L’AAMT n’est pas retenue par tous les investisseurs comme élément de leur processus d’allocation d’actifs, même si certains conçoivent leur AAS sur un horizon de cinq ans qui, on l’a vu, s’apparente à ce que nous qualifierions plutôt d’AAMT.

En ce qui concerne les stratégies d’allocation tactique, elles se différencient de celles de moyen terme par les éléments suivants :

– l’horizon des stratégies mises en œuvre – typiquement un an ou quelques mois tout au plus – et la fréquence de leur révision. Ces stratégies sont gérées activement, avec des prises de profits plus systématiques lorsque les objectifs sont atteints et l’activation de stop-losses lorsque la stratégie ne se comporte pas favorablement.

– les types de positions : celles-ci sont généralement plus granulaires que celles de l’AAMT et idéalement exprimées en termes relatifs par rapport à l’AAMT ou l’AAS. Elles peuvent inclure des stratégies de valeur relative ainsi que des positions détaillées par pays, secteur ou devise.

– leur taille : les positions tactiques peuvent être plus nombreuses que celles de l’AAMT et leur taille doit être limitée afin de contenir la tracking error[4] de l’allocation active.

Quelle gouvernance pour les décisions d’allocation d’actifs ?

Bien qu’elle soit conçue pour le très long terme et normalement validée par l’organe de décision clé au sein de l’institution – généralement le conseil d’administration ou son équivalent – l’AAS doit être revue régulièrement, c’est-à-dire toutes les quelques années ou bien en cas de changement dans les contraintes réglementaires ou de passif.
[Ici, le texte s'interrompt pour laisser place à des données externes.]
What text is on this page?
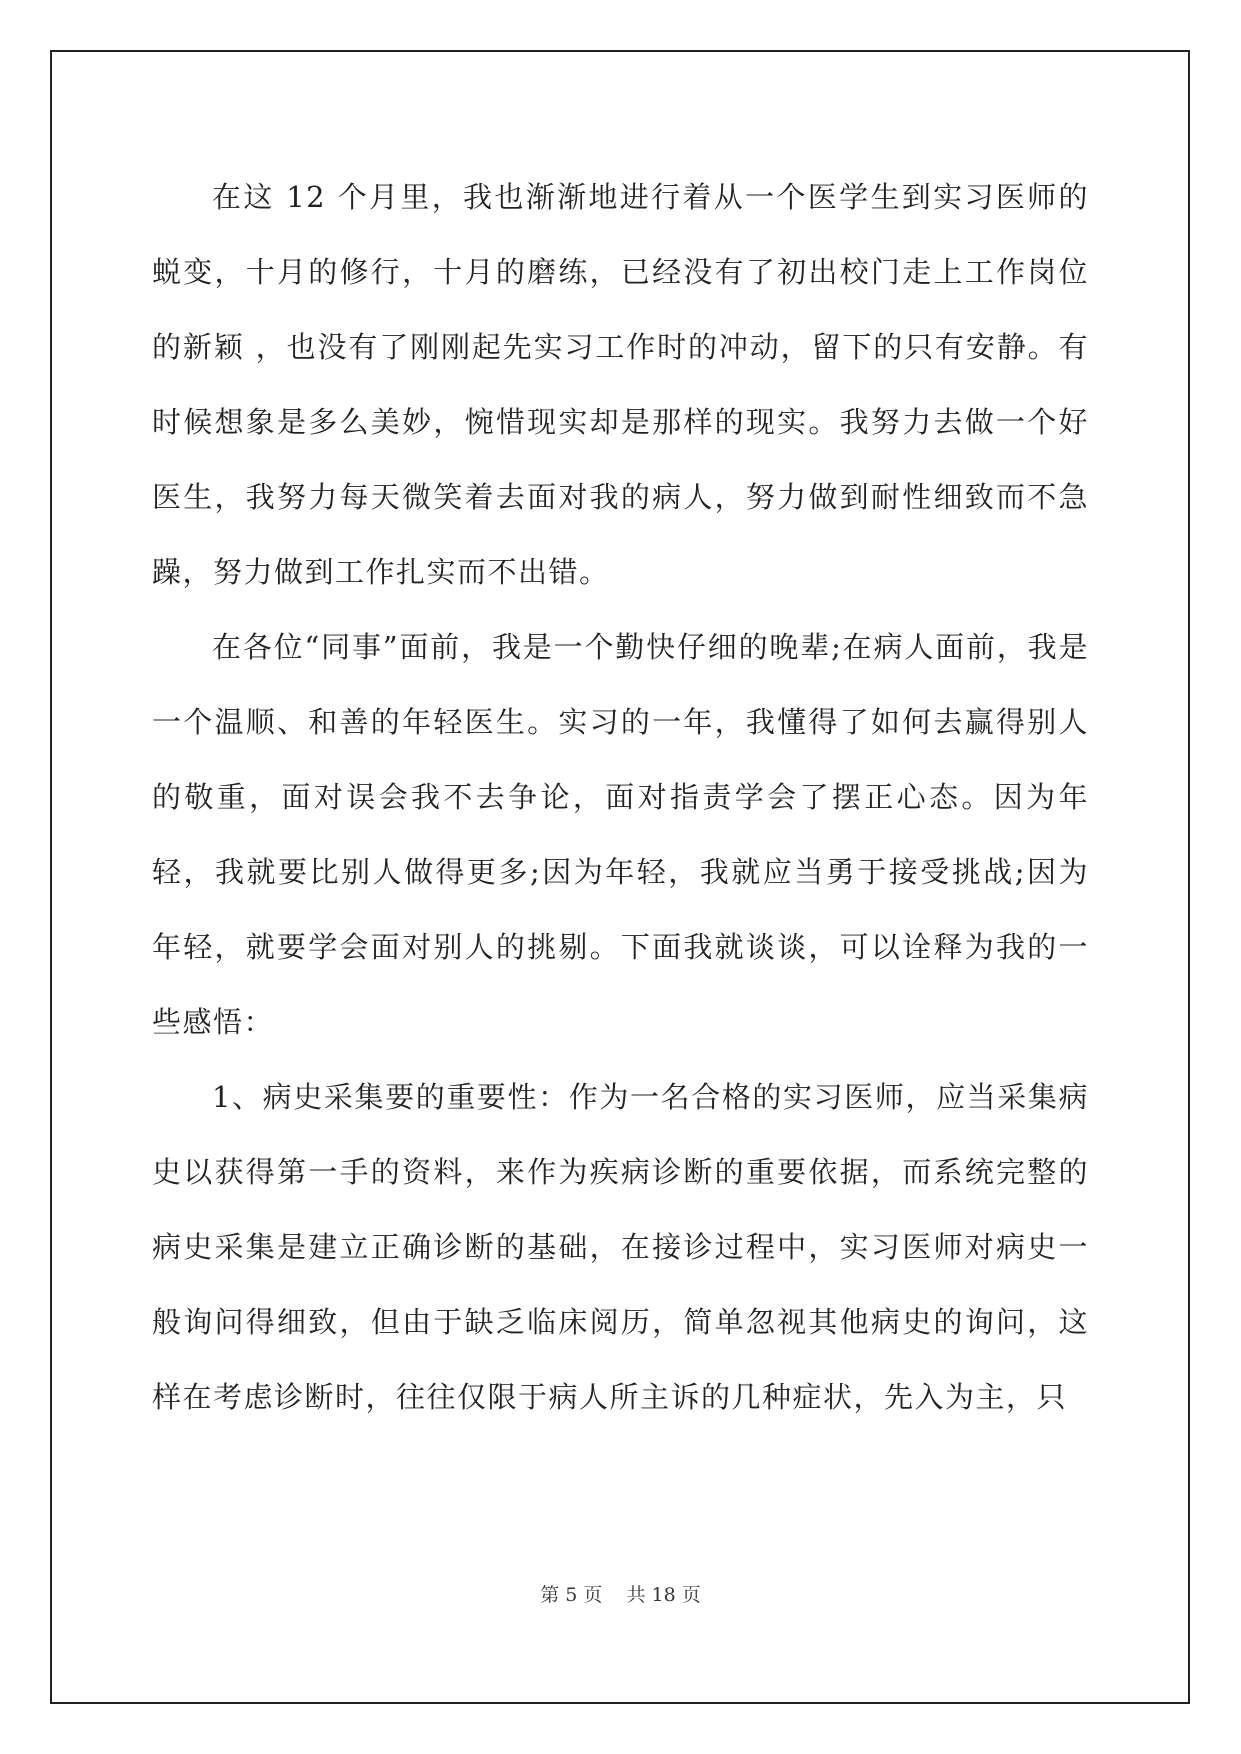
在这 12 个月里，我也渐渐地进行着从一个医学生到实习医师的蜕变，十月的修行，十月的磨练，已经没有了初出校门走上工作岗位的新颖 ，也没有了刚刚起先实习工作时的冲动，留下的只有安静。有时候想象是多么美妙，惋惜现实却是那样的现实。我努力去做一个好医生，我努力每天微笑着去面对我的病人，努力做到耐性细致而不急躁，努力做到工作扎实而不出错。

在各位“同事”面前，我是一个勤快仔细的晚辈;在病人面前，我是一个温顺、和善的年轻医生。实习的一年，我懂得了如何去赢得别人的敬重，面对误会我不去争论，面对指责学会了摆正心态。因为年轻，我就要比别人做得更多;因为年轻，我就应当勇于接受挑战;因为年轻，就要学会面对别人的挑剔。下面我就谈谈，可以诠释为我的一些感悟：

1、病史采集要的重要性：作为一名合格的实习医师，应当采集病史以获得第一手的资料，来作为疾病诊断的重要依据，而系统完整的病史采集是建立正确诊断的基础，在接诊过程中，实习医师对病史一般询问得细致，但由于缺乏临床阅历，简单忽视其他病史的询问，这样在考虑诊断时，往往仅限于病人所主诉的几种症状，先入为主，只

第 5 页 共 18 页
Le rythme précis des révisions dépend de l’existence ou non d‘une politique d’AAMT, dont l’objectif est précisément d’adapter le portefeuille aux conditions économiques et financières attendues au cours des prochaines années.

En ce qui concerne l’AAMT, compte tenu de son horizon de temps typique de trois à cinq ans, le rythme normal de ses révisions peut être annuel, avec la possibilité de révisions plus fréquentes, surtout en cas de crise majeure ou d’événement susceptible de faire dérailler le scénario central ayant servi de base à sa définition. Dans de telles circonstances, les investisseurs doivent s’assurer que les hypothèses clés qui ont étayé leur décision d’investissement restent valables, en veillant à bien distinguer les perturbations susceptibles d’affecter le scénario à moyen terme (par exemple, le discours du « quoi qu’il en coûte » de l’ancien président de la BCE Mario Draghi en juillet 2012) d’événements de court terme (par exemple, une simple modification des taux d’intérêt).

En termes de processus décisionnel, les choix d’AAMT étant très lourds de conséquences pour une institution, ils doivent être validés au niveau d’un comité d’investissement formel et fondés sur des justifications très solides dont la pertinence doit être revue régulièrement. Des objectifs clairs de gain ou de niveau de cours doivent également être fixés et éventuellement révisés une fois atteints. Afin de pouvoir suivre ces stratégies avec suffisamment d’attention, leur nombre doit rester limité et elles doivent représenter des convictions fortes pour l’institution.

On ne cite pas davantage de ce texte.